# Tuples of cohomology classes coherently related via restrictions and conjugations

I'm trying to parse a statement I've found in The Cohomology of Groups by Leonard Evens.

For notation, let $G$ be a finite group, let $k$ be an algebraically closed field of characteristic $p>0$, and let $E$ be an elementary abelian $p$-subgroup of $G$. In section 9.2, Evens considers the object

$$\prod_{E\le G} H(E)$$

where the product is taken over all elementary abelian $p$-subgroups of $G$, and $H(E)$ is the commutative cohomology algebra of $E$ with coefficients in $k$, i.e.,

$$H(E):=\begin{cases}H^*(E,k)&p=2\\H^{ev}(E,k)&p>2\end{cases}$$

Evens then considers the subalgebra

$$I_G\subset \prod_{E\le G}H(E)$$

which consists of those "elements whose components are coherently related by restriction maps and conjugations."
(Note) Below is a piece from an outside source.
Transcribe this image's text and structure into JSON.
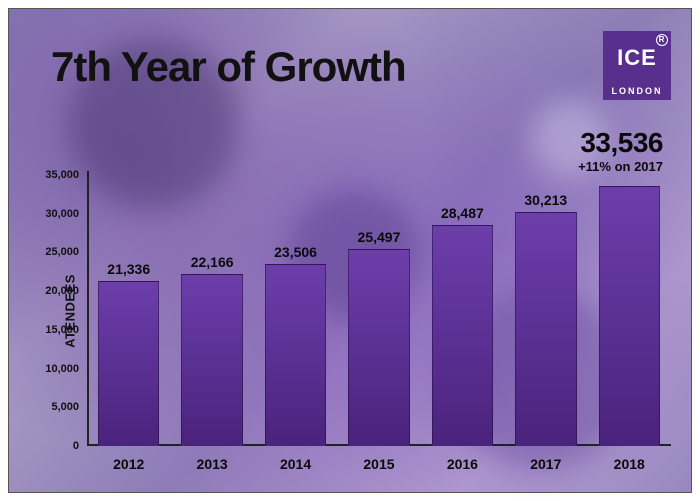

I'm trying to understand the object $I_G$, and the following thought troubles me. Fix a particular elementary abelian $p$-subgroup $E$ such that $W_E:=N_G(E)/C_G(E)$ is nontrivial. Take nontrivial $g\in W_E$ so that via conjugation, $g$ induces a nontrivial map

$$g^*:H(gEg^{-1})=H(E)\to H(E)$$

If such an $E$ exists (with $W_E$ nontrivial), then wouldn't $I_G$ be empty? Suppose $I_G$ contains some element $\zeta$, and the component of $\zeta$ corresponding to $E$ is $\zeta_E$. Then if $g^*(\zeta_E)\ne \zeta_E$, we have that the components of $\zeta$ are not coherently related by conjugations. Then the only elements of $I_G$ are those $\zeta$ such that, for all $E\le G$, $\zeta_E$ is fixed by $g^*$ for all $g\in W_E$. Do such elements exist, and if so, is this the object Evens intends to define?

I was thinking about this lying in bed this morning, and I believe that $I_G$ does contain elements $\zeta$ such that for all $E$, $\zeta_E$ is fixed by $g^*$ for all $g\in W_E$.

Suppose $g\in W_E$ is not trivial. Then the following diagram commutes:

$$\require{AMScd}\begin{CD} E @>{c_g}>> E \\ @VVV @VVV \\ G@>{c_g}>> G \end{CD}$$

where $c_g$ is conjugation by $g$ and the vertical maps are inclusions. Since $G$ acts trivially on $H(G)$ via conjugation, we have the following induced diagram in cohomology:

$$\begin{CD} H(E) @<{g^*}<< H(E) \\ @AAA @AAA \\ H(G)@<{\operatorname{id}}<< H(G) \end{CD}$$

where the vertical maps are now restrictions. This shows that if we start with an element in $H(G)$, and let $\zeta_E$ be the restriction of this element to $H(E)$ for all $E$, then the tuple of cohomology classes thus defined is in fact coherently related via conjugations and restrictions.